The woes on offense could not have come at a worse time. The Knights’ defense held Northwestern to 51 points and 39 percent shooting from the field — the Wildcats’ second lowest total of the season.
It was also Rutgers’ seventh time holding an opponent to less than 60 points in a game this season.
“Look, we’ve been a very good defensive team all year, Jordan said. “I don’t know what you guys think, I don’t know what you guys write.
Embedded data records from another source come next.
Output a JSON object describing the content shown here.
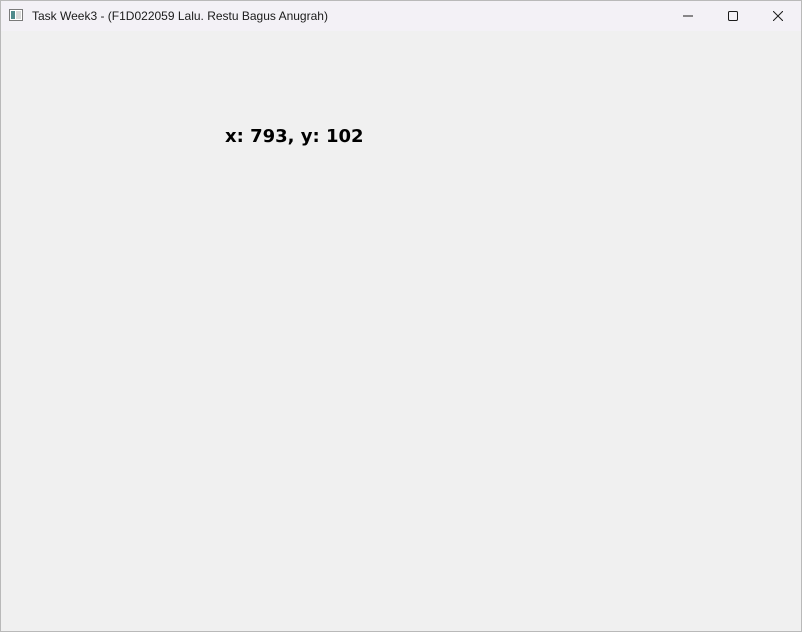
{
  "window": {
    "title": "Task Week3 - (F1D022059 Lalu. Restu Bagus Anugrah)",
    "icon": "app-window-icon",
    "controls": {
      "minimize_icon": "minimize-icon",
      "maximize_icon": "maximize-icon",
      "close_icon": "close-icon"
    }
  },
  "client": {
    "mouse_position_text": "x: 793, y: 102"
  },
  "colors": {
    "client_background": "#f0f0f0",
    "titlebar_background": "#f3f1f6",
    "text": "#000000"
  }
}
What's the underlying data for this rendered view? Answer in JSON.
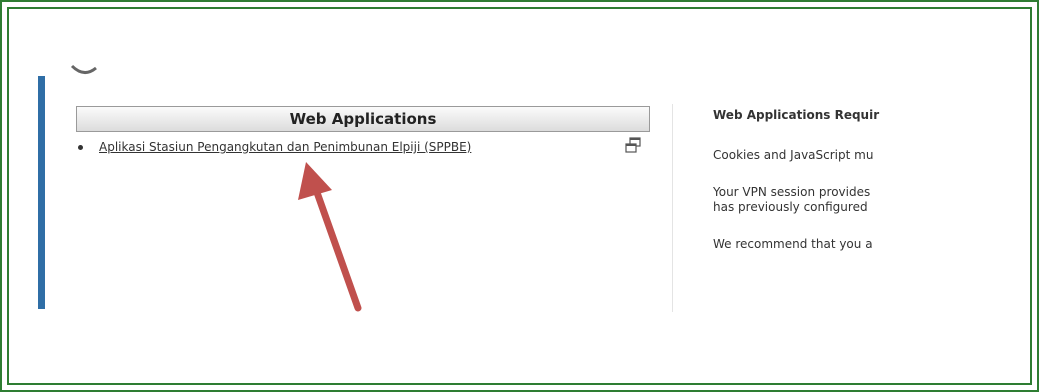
{
  "frame": {
    "color": "#2e7d32"
  },
  "accent": {
    "color": "#2f6ea6"
  },
  "web_applications": {
    "header": "Web Applications",
    "items": [
      {
        "label": "Aplikasi Stasiun Pengangkutan dan Penimbunan Elpiji (SPPBE)",
        "icon": "new-window-icon"
      }
    ]
  },
  "annotation": {
    "icon": "red-arrow",
    "color": "#c0504d"
  },
  "right_panel": {
    "title": "Web Applications Requir",
    "paragraphs": [
      [
        "Cookies and JavaScript mu"
      ],
      [
        "Your VPN session provides",
        "has previously configured"
      ],
      [
        "We recommend that you a"
      ]
    ]
  }
}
I don’t read it, but I know we’ve been very good defensively, and that shows character.”
A main component to the Knights’ defensive success came from the strong marking by junior center Greg Lewis and freshman center Shaquille Doorson on center Alex Olah.
Olah entered the matchup as Northwestern’s third-leading scorer, averaging 11 points per game, but struggled give his side an inside presence, something that showed during the Wildcats’ 10-minute field goal drought in the second half.
Olah finished with 2 points and shot 0-for-3 from the field, with all his attempts coming from the 3-point line.
“The bulk of the game plan was, take away Olah, his lows to the basket, their execution of high low action for them, him in the post,” Jordan said. “So we executed our game plan very well. We had to give our centers support … and we did that tremendously well.”
With difficult games against Penn State, at Nebraska and versus Wisconsin looming, Tuesday's home loss was one the Knights will want to have back.
Not only because Northwestern is known as one of the consistent bottom dwellers of the Big Ten conference — the Wildcats have never appeared in an NCAA tournament — but also because it serves as an eye opener to how far Rutgers still has to go as a basketball program.
But with a strong defense that held even No. 3 Virginia to its lowest point total total of the season back on Nov. 29, the Knights remain optimistic of the tough journey ahead.
"Those stops that we got were terrific," Mack said. "We just needed to finish on the other end, and we weren't capable of it today."